American actor (born 1978)

Jilon Ghai VanOver (/‘ʒɪloʊn ‘gaɪ ‘vænoʊvər/; born August 24, 1978) is an American actor. He is best known for his portrayal of "Ransom Bray" in the History Channel’s Emmy Award winning miniseries, Hatfields & McCoys, as well as "Tecton" in the Disney XD Original Series, Mighty Med.

==Early life==
VanOver was born in Loma Linda, California. His father, James Otto “Jim” VanOver, is a Muay Thai trainer and university professor, and his mother, Geni Elizabeth King, is an auditory-sensory integration therapist. He was raised in the high desert of Baldy Mesa, California, with his older sister, Guebri, and three younger brothers, Gaven, Jamiel, and Jerid.

He has a black belt in Shorin-Ryu and he has been known to perform with various local Los Angeles bands, playing a number of instruments including the saxophone, clarinet, and harmonica.

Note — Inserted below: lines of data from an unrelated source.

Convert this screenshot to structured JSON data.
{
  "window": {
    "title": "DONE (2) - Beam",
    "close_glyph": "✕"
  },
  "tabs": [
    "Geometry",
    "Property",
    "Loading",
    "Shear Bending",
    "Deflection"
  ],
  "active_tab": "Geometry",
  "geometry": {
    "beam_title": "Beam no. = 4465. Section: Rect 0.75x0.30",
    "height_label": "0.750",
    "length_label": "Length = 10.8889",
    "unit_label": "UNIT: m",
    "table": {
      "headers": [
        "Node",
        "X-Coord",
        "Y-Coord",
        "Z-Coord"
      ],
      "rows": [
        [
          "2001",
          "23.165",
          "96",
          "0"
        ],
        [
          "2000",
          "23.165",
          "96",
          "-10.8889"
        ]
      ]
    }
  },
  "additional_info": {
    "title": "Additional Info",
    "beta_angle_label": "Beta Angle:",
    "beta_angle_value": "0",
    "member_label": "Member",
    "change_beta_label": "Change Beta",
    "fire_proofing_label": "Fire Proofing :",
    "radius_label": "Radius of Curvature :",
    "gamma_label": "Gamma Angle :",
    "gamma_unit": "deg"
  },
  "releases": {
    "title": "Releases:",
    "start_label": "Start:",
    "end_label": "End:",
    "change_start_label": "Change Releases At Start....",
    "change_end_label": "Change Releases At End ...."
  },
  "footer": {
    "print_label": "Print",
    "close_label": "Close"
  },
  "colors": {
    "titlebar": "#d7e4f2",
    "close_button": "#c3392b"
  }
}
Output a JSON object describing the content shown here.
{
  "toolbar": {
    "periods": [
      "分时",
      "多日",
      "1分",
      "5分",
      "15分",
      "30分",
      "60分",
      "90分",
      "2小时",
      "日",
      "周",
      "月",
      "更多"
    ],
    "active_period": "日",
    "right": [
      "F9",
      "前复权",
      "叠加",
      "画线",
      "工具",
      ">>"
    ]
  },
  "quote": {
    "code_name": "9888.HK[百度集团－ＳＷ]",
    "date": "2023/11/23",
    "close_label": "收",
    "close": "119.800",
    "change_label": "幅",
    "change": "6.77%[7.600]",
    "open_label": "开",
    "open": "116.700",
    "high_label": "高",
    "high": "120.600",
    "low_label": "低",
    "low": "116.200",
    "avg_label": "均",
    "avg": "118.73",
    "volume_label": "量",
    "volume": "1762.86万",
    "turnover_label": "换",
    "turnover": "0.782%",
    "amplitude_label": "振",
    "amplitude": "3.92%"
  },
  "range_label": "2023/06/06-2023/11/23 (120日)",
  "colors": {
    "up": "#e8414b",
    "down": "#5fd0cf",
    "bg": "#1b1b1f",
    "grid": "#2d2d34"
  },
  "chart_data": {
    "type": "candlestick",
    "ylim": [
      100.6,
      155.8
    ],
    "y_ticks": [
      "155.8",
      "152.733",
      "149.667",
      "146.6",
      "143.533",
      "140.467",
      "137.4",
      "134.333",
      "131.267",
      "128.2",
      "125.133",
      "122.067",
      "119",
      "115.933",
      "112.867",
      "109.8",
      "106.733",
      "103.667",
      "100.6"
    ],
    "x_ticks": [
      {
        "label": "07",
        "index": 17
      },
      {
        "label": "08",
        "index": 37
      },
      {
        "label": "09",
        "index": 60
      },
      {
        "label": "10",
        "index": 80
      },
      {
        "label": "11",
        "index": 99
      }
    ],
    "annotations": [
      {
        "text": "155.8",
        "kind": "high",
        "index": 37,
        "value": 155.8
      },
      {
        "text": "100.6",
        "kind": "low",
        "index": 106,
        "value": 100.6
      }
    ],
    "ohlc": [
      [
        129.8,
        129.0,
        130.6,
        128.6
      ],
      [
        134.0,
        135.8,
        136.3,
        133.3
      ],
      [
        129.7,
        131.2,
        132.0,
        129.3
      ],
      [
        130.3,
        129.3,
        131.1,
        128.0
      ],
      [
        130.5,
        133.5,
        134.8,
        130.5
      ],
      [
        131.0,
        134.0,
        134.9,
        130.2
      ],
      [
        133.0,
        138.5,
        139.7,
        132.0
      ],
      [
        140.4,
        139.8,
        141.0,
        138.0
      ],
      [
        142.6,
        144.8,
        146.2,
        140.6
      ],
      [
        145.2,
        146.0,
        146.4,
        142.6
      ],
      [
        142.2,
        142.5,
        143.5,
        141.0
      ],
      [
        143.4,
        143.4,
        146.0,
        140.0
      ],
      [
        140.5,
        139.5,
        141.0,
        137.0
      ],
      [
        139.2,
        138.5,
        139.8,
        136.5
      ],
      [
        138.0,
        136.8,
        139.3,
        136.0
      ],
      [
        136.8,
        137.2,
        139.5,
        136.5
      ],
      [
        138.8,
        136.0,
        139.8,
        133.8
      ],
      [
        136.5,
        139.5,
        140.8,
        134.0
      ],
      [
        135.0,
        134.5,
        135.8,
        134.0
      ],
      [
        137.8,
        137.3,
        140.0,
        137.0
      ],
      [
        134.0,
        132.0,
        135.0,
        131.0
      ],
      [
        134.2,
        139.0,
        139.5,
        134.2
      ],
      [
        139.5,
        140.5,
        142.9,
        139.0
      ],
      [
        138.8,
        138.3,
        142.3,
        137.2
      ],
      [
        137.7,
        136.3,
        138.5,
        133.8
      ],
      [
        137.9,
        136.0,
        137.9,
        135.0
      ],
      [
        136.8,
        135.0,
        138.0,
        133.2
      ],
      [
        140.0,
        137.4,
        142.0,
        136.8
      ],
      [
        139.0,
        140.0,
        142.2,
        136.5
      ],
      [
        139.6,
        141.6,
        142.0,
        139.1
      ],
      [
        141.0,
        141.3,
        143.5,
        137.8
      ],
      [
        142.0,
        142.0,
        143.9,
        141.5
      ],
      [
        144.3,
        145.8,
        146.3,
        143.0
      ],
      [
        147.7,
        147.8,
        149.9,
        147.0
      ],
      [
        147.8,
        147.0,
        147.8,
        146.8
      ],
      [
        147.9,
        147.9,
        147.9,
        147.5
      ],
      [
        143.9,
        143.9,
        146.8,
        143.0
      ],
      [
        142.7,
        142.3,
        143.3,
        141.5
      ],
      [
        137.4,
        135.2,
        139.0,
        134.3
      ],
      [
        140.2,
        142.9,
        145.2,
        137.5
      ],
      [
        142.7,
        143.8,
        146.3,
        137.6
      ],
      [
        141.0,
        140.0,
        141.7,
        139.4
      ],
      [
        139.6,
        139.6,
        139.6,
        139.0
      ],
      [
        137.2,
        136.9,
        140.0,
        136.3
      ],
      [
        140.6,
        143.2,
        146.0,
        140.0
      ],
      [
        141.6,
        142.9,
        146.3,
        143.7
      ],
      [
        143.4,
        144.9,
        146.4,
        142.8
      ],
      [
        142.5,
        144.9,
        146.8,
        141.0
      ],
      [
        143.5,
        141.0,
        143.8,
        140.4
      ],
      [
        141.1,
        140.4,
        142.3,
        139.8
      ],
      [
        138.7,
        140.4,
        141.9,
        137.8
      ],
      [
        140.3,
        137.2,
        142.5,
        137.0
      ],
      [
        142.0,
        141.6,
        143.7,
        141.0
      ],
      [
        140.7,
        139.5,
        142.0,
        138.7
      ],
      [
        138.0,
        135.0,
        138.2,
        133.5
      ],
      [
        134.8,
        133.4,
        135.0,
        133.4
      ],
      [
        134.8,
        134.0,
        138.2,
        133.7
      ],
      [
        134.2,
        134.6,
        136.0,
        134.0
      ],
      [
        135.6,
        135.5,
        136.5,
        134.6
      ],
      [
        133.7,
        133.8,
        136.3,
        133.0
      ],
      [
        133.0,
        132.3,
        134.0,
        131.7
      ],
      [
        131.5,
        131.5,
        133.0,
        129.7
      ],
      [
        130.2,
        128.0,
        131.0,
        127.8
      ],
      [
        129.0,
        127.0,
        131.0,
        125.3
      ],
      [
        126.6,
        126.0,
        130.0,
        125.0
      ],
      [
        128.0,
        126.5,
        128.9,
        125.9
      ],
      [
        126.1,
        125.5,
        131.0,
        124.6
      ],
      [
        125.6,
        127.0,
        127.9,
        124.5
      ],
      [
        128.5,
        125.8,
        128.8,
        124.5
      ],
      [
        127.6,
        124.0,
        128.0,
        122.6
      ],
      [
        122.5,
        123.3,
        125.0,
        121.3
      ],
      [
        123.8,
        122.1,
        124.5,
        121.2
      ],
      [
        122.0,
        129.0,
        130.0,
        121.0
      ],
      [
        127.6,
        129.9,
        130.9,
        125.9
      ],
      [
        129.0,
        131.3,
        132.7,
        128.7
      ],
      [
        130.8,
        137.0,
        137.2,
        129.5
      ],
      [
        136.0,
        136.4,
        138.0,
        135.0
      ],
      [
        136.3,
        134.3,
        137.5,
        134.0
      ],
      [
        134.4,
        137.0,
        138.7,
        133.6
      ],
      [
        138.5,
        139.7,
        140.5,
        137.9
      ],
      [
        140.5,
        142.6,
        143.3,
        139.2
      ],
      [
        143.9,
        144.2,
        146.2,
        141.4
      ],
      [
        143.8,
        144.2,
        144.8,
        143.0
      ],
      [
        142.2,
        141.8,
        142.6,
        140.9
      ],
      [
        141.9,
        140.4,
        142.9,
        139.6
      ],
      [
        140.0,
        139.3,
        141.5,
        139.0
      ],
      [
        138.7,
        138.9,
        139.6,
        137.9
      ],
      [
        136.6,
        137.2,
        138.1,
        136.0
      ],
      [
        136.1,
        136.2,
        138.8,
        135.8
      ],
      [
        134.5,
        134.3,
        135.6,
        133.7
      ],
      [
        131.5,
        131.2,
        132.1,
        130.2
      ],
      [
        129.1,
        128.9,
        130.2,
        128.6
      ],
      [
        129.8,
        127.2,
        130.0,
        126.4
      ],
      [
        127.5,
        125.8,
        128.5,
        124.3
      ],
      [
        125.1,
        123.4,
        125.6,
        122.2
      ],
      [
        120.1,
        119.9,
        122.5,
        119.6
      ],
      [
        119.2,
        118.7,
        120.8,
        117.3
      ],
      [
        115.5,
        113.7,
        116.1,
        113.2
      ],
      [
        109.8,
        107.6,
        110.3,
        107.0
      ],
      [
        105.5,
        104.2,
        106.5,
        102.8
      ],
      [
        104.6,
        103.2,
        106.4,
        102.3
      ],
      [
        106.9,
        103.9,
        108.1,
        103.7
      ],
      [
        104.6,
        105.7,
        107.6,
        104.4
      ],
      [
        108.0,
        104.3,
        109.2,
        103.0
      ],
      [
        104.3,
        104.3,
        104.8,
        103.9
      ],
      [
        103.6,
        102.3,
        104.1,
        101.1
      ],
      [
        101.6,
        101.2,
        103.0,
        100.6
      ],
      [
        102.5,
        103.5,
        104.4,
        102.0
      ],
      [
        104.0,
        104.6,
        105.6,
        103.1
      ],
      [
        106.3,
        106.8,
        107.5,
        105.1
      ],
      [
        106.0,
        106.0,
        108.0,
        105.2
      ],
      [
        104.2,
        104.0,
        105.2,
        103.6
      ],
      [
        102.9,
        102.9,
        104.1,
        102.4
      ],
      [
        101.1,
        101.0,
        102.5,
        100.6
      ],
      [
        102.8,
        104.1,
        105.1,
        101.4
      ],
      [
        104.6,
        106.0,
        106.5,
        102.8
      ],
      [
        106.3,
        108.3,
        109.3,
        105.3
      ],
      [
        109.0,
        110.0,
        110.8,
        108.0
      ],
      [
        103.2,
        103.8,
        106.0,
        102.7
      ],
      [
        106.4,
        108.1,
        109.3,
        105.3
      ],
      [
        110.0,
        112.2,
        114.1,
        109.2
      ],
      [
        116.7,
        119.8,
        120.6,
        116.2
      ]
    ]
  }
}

VanOver attended Serrano High School in Phelan, California, before receiving a football scholarship to attend Murray State University in Murray, Kentucky. In 2001, he graduated with a degree in Theatre Arts and returned to California to pursue an acting career.

==Career==
He has had several guest starring roles in popular television series including Better Call Saul, Cold Case, Chicago P.D., NCIS: Los Angeles, Psych, Lab Rats, and Mighty Med. On July 22, 2015, VanOver made a special appearance in a series crossover episode of Lab Rats as the Mighty Med superhero, "Tecton."

In 2013, VanOver portrayed “Lucas Holst,” an Amish farmer in the Lifetime movie, An Amish Murder, opposite Neve Campbell and directed by Stephen Gyllenhaal. He also co-starred as super agent “Ray Harris” in the television movie Strawberry Summer and as movie star “Bobby Savage” in the digital series Chasing the Hill.

In a voice-over role, VanOver lent his voice to the post-apocalyptic creatures of the film I Am Legend starring Will Smith, which was released in 2007.